European regulators agreed the EMIR 3.0 active account requirement in February, setting in process legal formalities that could see the requirement take effect in the middle of next year. The requirement as it stands refers to STIRs and Euro interest rate swaps, a market dominated by London’s LCH.

Booij added: “Looking at Eurex, I see we have a great team and a great system. Also, looking at prices, I think they are very competitive as well so there is choice. I have also always believed that customers should decide for themselves where they want to clear. I understand the regulatory focus but I also believe that customers have a credible alternative clearing at Eurex.”

But Chris Rhodes, the president of ICE Futures Europe, was critical of the regulation: “When it comes to regulatory intervention, it should be about addressing market failure or harm to a client or an asset class. To me, it is not clear that EMIR 3 and particularly the active account component addresses any of that.”

The ICE Futures Europe president said he has spoken to his top 50 European fixed income clients and “there is a level of confusion about what is being addressed here”.

Referring to Booij’s comment about choice, Rhodes added: “You make a good point about choice and choice is about value proposition: can you do something better in venue A versus venue B? That is clearly not the case when it comes to clearing interest rate swaps where the market-leader LCH and when it comes to STIR futures in Euro, Sterling and Swiss which is ICE.

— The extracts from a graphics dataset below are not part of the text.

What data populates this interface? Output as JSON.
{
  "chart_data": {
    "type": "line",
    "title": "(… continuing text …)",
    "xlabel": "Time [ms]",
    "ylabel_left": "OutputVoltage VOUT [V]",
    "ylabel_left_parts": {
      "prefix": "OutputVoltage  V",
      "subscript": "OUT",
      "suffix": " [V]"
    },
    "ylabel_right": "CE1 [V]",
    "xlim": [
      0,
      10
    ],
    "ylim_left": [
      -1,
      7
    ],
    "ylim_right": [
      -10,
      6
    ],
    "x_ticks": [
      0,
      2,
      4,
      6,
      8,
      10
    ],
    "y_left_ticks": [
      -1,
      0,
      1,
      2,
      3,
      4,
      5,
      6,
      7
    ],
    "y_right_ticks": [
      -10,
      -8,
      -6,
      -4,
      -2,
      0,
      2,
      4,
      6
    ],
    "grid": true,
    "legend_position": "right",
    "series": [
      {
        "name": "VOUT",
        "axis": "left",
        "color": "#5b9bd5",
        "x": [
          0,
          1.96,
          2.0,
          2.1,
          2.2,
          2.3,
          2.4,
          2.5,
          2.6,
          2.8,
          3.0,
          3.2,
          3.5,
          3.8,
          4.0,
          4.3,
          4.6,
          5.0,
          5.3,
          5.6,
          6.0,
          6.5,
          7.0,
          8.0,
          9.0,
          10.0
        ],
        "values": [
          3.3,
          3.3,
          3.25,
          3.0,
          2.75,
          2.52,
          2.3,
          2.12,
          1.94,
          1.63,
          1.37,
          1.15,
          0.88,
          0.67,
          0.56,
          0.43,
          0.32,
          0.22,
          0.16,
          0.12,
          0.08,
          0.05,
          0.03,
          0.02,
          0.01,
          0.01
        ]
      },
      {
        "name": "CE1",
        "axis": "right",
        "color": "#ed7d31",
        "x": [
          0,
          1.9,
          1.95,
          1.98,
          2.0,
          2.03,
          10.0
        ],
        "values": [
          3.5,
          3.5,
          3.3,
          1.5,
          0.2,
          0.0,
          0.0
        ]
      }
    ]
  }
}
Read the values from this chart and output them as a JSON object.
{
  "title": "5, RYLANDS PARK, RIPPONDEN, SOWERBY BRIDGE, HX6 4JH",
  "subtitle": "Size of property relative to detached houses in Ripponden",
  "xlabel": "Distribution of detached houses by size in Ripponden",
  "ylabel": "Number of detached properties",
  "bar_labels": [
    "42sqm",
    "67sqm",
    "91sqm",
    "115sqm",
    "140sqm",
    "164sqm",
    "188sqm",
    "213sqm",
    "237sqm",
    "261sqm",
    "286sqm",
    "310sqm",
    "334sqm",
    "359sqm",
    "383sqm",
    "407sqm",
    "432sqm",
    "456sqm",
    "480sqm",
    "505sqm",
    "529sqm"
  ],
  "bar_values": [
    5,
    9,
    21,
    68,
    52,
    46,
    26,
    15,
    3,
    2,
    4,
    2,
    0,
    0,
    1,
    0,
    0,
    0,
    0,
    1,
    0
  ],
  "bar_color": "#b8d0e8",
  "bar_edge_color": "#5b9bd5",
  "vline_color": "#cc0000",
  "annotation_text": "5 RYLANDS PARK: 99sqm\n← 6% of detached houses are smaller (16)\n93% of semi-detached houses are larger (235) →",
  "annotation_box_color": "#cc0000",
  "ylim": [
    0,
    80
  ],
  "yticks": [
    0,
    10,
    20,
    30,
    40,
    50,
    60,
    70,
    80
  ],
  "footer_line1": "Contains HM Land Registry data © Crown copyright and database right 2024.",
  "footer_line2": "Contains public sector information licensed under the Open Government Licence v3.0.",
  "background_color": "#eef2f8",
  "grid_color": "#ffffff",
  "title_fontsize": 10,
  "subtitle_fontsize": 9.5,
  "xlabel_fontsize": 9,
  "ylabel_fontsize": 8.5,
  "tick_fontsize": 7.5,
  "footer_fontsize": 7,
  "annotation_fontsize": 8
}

Rhodes concluded: “I reminisce about the days when we competed on value and not the regulatory stick.”

EMIR 3.0 also came up in an earlier panel featuring ICE and the German exchange.

Eurex chief strategy officer Matthias Graulich said: “EMIR 3.0 is a political and regulatory topic to try and bring about a capital markets union and address certain systemic stability issues. What we have done from Eurex’s perspective is partner with the industry to build up a liquidity pool in the EU and I think we have successfully achieved this.”

“If we look at the swaps side, we have achieved a 20% market share. People are really active and we are seeing a nice liquidity picture with tight bid-offer spreads. That is where we see good progress and similarly on the short-term interest rate (STIR) side.”

“We have done our bit to enable the market to meet regulatory requirements, which has also brought competition and innovation to the market over the last couple of years,” said Graulich.

ICE Clear Europe president Hester Serafini disagreed, however, saying EMIR 3.0 was a “really unfortunate way of going about things”.

Serafini said the regulation failed to motivate market participants with an incentive to move more clearing into the EU, and would be more successful if it provided a credible proposition to do so.

London-based ICE Clear Europe is the central counterparty to Rhodes’ ICE Futures Europe.

“This policy is just forcing things and we’re not getting a great reception for it. We’re not seeing changes in flow or financing. We think what ultimately will prevail is where the liquidity is. People will go where the market is,” said Serafini.

“If we think about the rates market, we are facing a potentially volatile time as interest rates start coming down. Market participants are going to care about getting the right execution.”

Serafini noted that, when looking at ICE’s client base and who participates in its global liquidity pools with each product, only a small percentage is based in the EU.

“So we think will not achieve what it is trying to achieve. We think it will end up being unfortunate for some European-based entities when the rest of the world moves on and everything will be fine,” said Serafini.